Василий Иванович скосил прищуренный глаз и закусил губу.

— Таких книжек, о которых ты говоришь, у меня, братец, не водится. За такие книжки, знаешь, куда теперь упекут? — Василий Иванович сурово глянул на Антона. — Остерегайся, Антон, таких книжек пуще огня — по-приятельски советую тебе. А коли уж на тебя напала такая охота читать, то подожди, я тебе дам другую книжку.

Василий Иванович пошел в соседнюю комнату, раскрыл шкаф и принялся рыться в груде каких-то бумаг и книг. Вытащив из-под низу старенький, в истрепанном переплете, задачник Евтушевского, он смахнул с него пыль и вынес Антону.

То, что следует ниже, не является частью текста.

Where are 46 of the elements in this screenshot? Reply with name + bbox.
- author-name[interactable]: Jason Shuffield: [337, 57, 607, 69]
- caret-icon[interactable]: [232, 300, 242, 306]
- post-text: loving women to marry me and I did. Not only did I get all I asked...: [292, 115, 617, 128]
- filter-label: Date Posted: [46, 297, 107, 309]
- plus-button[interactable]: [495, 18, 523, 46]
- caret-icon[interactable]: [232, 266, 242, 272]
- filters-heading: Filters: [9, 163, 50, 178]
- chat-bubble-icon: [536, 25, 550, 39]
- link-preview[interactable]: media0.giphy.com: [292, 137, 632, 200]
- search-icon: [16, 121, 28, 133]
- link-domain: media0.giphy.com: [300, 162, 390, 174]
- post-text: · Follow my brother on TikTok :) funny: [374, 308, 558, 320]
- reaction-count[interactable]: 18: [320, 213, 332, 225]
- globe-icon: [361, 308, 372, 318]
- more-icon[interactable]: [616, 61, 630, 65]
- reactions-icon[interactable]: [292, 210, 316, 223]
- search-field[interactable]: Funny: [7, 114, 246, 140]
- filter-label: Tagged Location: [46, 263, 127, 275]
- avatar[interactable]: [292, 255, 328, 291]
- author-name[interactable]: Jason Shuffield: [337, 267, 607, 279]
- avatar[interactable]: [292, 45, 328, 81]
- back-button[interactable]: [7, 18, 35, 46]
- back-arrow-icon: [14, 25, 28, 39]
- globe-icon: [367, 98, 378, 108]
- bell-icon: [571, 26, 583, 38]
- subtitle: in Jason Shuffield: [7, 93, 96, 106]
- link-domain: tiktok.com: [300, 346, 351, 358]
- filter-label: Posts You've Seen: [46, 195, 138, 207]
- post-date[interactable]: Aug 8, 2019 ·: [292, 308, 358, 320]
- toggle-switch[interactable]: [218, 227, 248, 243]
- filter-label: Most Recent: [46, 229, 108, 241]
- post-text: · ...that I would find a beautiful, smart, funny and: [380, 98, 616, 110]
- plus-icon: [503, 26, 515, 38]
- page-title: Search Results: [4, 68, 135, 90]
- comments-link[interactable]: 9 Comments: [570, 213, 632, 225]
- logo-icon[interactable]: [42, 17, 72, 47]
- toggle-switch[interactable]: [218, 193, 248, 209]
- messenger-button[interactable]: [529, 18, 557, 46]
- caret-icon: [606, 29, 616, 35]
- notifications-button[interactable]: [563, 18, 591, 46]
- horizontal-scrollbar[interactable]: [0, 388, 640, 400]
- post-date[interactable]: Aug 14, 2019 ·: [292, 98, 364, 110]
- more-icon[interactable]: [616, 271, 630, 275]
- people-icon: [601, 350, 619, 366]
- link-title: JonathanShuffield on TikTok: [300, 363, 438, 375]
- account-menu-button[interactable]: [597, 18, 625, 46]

— Вот тебе, Антон, книжка, — сказал Василий Иванович, протягивая задачник. — Не пустая какая-нибудь — полезная книга! Тут тебе разные задачи, вроде как загадки: поломаешь голову, пока смекнешь.

— Спасибо, Василий Иванович, — молвил Антон. Затем, не глядя, сунул книгу подмышку, попрощался и вышел.

Василий Иванович стоял у дверей и долго смотрел ему вслед. Потом тихонько захихикал.

Веселый и довольный, ухмыляясь в рыженькую бородку, он направился в другую комнату обедать.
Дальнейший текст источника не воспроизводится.